The Mad Hatter Mystery Explained

The Mad Hatter Mystery
Author:John Dickson Carr
Country:United Kingdom
Language:English
Series:Gideon Fell
Genre:Mystery fiction, Detective fiction
Publisher:Hamish Hamilton (UK) & Harper (USA)
Release Date:1933
Media Type:Print (Hardback & Paperback)
Pages:256 (Dell #706, paperback edition, 1941)

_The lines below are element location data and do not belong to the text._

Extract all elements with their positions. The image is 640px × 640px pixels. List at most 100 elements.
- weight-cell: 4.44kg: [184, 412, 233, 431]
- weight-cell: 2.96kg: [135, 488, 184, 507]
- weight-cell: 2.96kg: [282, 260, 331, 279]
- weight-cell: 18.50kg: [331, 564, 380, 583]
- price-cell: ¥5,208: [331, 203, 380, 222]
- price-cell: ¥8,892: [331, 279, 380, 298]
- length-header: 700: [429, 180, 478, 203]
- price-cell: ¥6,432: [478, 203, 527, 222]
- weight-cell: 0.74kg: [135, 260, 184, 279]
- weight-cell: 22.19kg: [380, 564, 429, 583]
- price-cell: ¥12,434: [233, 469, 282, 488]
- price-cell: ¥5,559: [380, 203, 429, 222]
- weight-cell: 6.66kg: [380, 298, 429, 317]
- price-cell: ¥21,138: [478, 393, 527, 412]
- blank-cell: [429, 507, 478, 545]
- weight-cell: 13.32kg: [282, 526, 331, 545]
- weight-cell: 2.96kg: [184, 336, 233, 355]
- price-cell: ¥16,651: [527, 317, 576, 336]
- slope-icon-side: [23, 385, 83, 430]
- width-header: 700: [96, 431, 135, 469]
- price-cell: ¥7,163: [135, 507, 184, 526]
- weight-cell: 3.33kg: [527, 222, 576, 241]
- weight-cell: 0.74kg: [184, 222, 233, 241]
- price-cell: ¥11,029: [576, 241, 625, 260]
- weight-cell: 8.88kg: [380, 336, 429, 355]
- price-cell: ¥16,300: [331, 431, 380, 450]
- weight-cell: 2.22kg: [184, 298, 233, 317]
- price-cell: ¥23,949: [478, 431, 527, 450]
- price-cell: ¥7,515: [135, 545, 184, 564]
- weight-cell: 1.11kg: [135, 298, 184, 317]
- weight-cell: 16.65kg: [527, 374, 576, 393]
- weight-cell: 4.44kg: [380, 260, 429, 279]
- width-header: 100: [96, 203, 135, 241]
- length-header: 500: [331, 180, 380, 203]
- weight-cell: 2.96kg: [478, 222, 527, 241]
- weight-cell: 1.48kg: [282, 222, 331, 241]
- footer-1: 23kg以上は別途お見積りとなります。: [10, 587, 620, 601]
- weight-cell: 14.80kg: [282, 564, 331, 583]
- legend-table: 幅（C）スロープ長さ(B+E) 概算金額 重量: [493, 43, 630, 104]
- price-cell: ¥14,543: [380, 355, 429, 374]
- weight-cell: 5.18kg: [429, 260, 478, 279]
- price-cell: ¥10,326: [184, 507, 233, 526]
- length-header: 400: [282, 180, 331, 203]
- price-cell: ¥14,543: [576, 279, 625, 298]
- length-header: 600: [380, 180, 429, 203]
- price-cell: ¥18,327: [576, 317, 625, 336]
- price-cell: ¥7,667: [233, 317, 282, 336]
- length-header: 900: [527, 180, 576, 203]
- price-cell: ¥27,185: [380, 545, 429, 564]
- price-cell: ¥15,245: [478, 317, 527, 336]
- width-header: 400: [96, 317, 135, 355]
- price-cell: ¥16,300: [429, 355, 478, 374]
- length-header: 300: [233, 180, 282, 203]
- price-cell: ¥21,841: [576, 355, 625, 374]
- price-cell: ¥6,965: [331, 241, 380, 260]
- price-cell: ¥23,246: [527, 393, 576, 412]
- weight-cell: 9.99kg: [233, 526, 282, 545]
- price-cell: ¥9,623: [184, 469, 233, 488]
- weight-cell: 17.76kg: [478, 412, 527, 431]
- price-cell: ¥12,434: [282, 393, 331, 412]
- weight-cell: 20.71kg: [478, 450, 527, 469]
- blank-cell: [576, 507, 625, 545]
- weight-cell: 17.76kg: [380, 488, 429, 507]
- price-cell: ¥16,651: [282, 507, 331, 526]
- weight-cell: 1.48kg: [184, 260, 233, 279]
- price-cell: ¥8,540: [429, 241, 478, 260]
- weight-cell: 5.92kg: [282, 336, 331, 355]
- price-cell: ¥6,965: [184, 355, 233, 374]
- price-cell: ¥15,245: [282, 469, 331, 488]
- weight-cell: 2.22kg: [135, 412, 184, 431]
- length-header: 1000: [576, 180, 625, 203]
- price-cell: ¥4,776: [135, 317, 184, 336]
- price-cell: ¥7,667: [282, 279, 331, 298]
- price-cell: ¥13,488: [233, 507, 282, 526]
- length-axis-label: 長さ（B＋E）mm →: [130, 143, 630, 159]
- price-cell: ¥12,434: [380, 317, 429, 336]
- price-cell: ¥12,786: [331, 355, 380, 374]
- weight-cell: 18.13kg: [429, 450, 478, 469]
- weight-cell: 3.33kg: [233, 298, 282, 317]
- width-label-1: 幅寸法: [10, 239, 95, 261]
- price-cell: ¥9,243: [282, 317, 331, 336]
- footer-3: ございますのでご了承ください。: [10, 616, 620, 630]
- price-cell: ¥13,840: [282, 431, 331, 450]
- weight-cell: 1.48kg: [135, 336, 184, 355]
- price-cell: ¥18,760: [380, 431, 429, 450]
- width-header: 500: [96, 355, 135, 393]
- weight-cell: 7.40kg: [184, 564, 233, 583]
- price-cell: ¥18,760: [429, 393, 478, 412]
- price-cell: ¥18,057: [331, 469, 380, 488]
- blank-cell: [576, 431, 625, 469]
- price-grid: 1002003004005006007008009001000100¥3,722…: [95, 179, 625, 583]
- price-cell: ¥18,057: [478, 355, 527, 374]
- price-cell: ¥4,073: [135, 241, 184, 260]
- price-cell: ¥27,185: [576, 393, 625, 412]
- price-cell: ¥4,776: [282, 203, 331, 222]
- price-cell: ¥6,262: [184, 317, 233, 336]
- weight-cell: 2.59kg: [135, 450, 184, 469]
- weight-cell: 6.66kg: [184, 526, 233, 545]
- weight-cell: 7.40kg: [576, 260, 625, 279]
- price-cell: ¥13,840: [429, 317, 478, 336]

The Mad Hatter Mystery, first published in 1933, is a detective story by American writer John Dickson Carr, featuring his series detective Gideon Fell. This novel is a mystery of the type known as a whodunnit.

Plot summary

A young newspaperman, Philip Driscoll, is gaining notoriety by writing up a series of bizarrely inconsequential crimes in which various hats are being stolen and returned in unlikely locations; he ascribes the crimes to "the Mad Hatter". Driscoll's uncle, Sir William Bitton, is infuriated to have lost two hats in three days. He meets with Gideon Fell to discuss his possession of the manuscript of an unpublished story by Edgar Allan Poe. During the meeting, it is learned that Philip Driscoll has been found murdered at the Tower of London, with Sir William's oversized hat pushed down over his ears. After sorting out the comings and goings of Sir William's household and other visitors to the Tower, Gideon Fell must determine the fate of the manuscript and of the murderer.